For rapid usage, please build as follows:
$ go build -o webcrawler .
The entry point for the application is a Cobra app. It has only one command (get
) as of now.
Please use the following to learn more about application:
$ ./webcrawler -h
and
$ ./webcrawler get -h
The application has several options:
timeout
: this determines for how long the web crawler should run.output
: it can be empty (stdout) or a filename to write the output to.format
: it can be "raw" (a shallow tree), "json", or "json-formatted".retries
: how many attempts per individual download in case of request failure.backoff
: how long the client should wait before attempting a retry after a failed request.backoff-multiplier
: how much the backoff duration should increase between each retry attempt.verbose
: if not provided, logs are omitted.workers
: number of concurrent workers to process URLs.
This is a possible usage:
$ ./webcrawler get -t 5s -o output.txt https://www.theguardian.com/uk
A quick look at output.txt
will reveal the following:
$ cat output.txt| jq . | head -n 10
[
{
"url": "https://www.theguardian.com/?filterKeyEvents=false&page=with:block-64610f408f08e7793c5e2e2a",
"contentType": "text/html; charset=UTF-8",
"children": [
"https://www.theguardian.com/society/2023/may/14/overhaul-uk-fertility-law-keep-up-advancements-expert",
"https://www.theguardian.com/world/2023/may/14/thousands-evacuated-as-cyclone-mocha-makes-landfall-in-myanmar",
"https://www.theguardian.com/tone/letters/all",
"https://www.theguardian.com/uk/culture",
"https://www.theguardian.com/uk-news/2023/may/14/red-faces-in-ireland-over-coronation-quips-by-leo-varadkar-partner",
The CLI is a wrapper for an orchestrator. Please see below a brief description of the individual components.

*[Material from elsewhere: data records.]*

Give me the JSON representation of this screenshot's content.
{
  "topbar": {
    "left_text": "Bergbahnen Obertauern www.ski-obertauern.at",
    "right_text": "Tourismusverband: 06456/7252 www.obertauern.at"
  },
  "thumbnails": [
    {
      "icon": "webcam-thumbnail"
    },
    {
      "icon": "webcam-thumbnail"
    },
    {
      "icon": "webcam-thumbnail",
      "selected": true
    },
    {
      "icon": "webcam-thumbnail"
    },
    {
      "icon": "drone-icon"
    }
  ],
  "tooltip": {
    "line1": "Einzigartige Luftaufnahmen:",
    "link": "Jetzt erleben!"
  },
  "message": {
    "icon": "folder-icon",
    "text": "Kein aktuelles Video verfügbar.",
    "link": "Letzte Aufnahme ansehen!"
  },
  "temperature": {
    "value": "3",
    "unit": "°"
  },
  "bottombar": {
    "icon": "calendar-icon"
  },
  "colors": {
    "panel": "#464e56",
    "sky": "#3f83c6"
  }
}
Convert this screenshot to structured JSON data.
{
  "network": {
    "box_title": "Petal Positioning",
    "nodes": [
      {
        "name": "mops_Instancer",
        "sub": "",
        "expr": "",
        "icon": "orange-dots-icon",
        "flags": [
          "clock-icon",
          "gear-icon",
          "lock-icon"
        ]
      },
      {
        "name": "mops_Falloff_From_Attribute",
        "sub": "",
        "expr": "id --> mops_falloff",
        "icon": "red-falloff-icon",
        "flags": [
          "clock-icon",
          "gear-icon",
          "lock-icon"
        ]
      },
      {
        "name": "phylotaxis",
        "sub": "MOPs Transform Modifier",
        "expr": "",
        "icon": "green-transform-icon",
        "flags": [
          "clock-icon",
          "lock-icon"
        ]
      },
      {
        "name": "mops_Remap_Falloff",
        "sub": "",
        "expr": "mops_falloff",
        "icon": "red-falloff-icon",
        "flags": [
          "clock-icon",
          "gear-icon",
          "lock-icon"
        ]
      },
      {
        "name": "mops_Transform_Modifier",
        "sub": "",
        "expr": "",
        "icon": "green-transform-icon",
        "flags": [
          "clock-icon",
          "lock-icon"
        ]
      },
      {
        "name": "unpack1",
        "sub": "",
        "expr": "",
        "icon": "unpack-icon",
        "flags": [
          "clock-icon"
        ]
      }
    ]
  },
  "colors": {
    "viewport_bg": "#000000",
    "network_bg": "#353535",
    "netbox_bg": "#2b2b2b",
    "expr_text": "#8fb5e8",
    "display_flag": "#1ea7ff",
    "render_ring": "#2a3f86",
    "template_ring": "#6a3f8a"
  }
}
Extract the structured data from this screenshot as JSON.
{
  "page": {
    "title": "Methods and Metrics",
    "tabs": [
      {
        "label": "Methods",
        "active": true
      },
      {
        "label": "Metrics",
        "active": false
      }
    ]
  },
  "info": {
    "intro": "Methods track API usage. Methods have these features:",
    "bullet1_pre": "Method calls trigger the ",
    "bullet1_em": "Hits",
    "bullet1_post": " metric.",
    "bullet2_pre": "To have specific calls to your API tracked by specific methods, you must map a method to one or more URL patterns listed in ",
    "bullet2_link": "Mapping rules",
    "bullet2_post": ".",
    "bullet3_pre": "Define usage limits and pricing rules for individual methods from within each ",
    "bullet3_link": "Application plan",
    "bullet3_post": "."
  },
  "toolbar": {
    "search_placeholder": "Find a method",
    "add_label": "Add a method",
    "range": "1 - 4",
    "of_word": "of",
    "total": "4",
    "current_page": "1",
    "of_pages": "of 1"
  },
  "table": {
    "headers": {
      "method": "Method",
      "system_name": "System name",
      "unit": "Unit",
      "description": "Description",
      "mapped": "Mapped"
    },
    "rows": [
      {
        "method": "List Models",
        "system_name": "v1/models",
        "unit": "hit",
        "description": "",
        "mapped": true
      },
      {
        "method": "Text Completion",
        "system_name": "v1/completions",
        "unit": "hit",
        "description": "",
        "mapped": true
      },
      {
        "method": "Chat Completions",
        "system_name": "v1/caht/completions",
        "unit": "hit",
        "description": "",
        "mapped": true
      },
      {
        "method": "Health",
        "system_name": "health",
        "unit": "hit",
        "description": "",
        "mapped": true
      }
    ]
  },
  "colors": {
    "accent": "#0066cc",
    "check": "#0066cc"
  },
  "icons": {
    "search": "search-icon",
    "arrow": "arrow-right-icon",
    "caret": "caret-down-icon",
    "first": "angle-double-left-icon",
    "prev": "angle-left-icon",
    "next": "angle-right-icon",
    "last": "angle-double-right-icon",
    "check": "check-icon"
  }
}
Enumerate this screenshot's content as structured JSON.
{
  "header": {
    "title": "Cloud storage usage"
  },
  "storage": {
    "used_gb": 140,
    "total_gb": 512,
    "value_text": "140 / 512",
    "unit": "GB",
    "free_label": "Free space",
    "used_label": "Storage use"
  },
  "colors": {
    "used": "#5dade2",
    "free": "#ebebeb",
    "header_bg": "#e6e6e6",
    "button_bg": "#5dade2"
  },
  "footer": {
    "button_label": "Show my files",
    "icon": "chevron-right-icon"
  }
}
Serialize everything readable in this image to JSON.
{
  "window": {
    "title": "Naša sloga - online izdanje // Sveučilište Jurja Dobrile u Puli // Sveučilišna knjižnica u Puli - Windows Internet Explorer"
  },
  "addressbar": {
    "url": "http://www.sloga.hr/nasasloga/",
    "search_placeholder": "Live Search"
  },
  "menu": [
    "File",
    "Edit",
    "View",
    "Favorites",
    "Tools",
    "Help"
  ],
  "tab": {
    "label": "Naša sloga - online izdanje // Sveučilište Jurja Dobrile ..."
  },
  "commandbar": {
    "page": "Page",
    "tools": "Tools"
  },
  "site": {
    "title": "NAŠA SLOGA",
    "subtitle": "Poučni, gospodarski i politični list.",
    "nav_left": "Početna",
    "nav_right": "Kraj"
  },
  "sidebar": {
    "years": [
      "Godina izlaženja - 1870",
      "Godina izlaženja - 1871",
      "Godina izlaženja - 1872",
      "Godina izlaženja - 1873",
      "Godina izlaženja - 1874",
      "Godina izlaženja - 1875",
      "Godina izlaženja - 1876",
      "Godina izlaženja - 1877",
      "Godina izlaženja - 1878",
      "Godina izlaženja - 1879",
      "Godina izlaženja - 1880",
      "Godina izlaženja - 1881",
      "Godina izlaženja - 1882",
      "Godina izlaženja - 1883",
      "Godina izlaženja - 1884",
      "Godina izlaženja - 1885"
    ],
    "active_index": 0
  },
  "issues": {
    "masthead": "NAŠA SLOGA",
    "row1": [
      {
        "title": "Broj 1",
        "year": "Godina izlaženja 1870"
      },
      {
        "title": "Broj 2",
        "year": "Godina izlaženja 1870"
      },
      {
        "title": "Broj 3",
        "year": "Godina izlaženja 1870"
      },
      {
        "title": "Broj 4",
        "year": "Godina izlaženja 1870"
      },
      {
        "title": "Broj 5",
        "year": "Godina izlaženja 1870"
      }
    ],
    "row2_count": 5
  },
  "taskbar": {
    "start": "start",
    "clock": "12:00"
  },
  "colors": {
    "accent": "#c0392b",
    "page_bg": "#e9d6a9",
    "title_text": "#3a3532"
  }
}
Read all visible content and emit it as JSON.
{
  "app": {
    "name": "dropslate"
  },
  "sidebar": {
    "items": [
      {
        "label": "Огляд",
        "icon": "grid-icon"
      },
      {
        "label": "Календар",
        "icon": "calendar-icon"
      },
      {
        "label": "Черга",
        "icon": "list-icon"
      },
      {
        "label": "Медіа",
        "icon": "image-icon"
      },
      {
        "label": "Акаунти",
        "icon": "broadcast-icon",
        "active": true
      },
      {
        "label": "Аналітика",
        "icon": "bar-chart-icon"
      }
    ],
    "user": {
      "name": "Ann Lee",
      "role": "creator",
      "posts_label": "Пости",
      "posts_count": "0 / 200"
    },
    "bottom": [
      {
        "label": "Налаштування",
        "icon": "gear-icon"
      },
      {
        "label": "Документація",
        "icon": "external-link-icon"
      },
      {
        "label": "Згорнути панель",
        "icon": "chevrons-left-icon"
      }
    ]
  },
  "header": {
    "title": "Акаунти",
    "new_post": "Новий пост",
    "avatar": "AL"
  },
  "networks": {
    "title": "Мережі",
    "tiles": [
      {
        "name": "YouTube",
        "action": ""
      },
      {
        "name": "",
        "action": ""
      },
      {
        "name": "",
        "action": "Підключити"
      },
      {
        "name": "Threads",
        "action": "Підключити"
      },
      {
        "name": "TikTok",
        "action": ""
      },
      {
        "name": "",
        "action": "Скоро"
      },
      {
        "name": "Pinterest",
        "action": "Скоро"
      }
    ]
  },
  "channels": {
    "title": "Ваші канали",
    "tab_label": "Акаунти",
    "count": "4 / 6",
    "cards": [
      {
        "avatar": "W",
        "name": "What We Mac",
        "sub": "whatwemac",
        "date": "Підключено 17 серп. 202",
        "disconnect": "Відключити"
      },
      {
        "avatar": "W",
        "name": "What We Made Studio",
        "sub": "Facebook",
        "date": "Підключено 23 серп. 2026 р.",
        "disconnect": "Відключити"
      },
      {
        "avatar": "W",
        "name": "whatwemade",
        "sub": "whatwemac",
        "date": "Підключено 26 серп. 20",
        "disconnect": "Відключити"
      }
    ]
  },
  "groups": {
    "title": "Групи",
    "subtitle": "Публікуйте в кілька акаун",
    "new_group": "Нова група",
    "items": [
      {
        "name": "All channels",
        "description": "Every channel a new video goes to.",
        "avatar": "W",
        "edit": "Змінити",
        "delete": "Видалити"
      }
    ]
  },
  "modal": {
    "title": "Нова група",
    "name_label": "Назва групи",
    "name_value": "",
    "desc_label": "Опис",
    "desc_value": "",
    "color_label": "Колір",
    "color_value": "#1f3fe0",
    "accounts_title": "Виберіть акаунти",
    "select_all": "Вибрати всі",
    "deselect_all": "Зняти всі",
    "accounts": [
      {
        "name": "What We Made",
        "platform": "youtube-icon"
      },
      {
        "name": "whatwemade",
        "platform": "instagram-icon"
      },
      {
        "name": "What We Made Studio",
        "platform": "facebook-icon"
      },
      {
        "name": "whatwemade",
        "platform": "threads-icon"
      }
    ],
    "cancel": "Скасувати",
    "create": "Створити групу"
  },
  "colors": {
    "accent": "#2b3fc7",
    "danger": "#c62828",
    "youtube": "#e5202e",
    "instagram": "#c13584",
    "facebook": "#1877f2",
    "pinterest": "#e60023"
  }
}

- Seed: is the initial URL.
- Frontier: is a message queue where URLs are added to be downloaded.
- Downloader: is a web client that consumes jobs from the Frontier.
- Parser: extracts URLs from the HTML body of a resource downloaded by the Downloader.
- Dispatcher: checks which URLs discovered by the parser still need to be downloaded.
- Events: is a database for events and metrics.
- Storage: is a database for keep the URLs and their properties (body content, children, etc.)
There are unit tests for the individual components and a more integration like test for the Orchestrator. The current test coverage is at 84%.
Please run the tests as follows:
$ go test ./... -coverprofile=coverage.out
And check the test coverage using the following command:
$ go tool cover -func=coverage.out
- The Orchestrator is still a very important piece for making everything to work together. Ideally the components should be a bit more independent and communicate directly, perhaps it is a great opportunity for an Actor Model.
- The individual components are only refered mainly by interfaces, making it possible to replace them with different implementations in future.
- Components like the Frontier, Events, and Storage have a "memory" implementation, but they would be the first candidates for having other implementations, like a distributed queue or a storage capable or persisting data in disk for instance.
- The application entry delegated to the Cobra command is a bit messy and deserves refactoring.
- The Frontier interface is quite poor, it only allows popping jobs (URLs) using a non buffered channel.
- Some responsibilities were delegated to the wrong components. For instance, Events is responsible for "determining" if a URL should be downloadded by informing if it was ever discovered.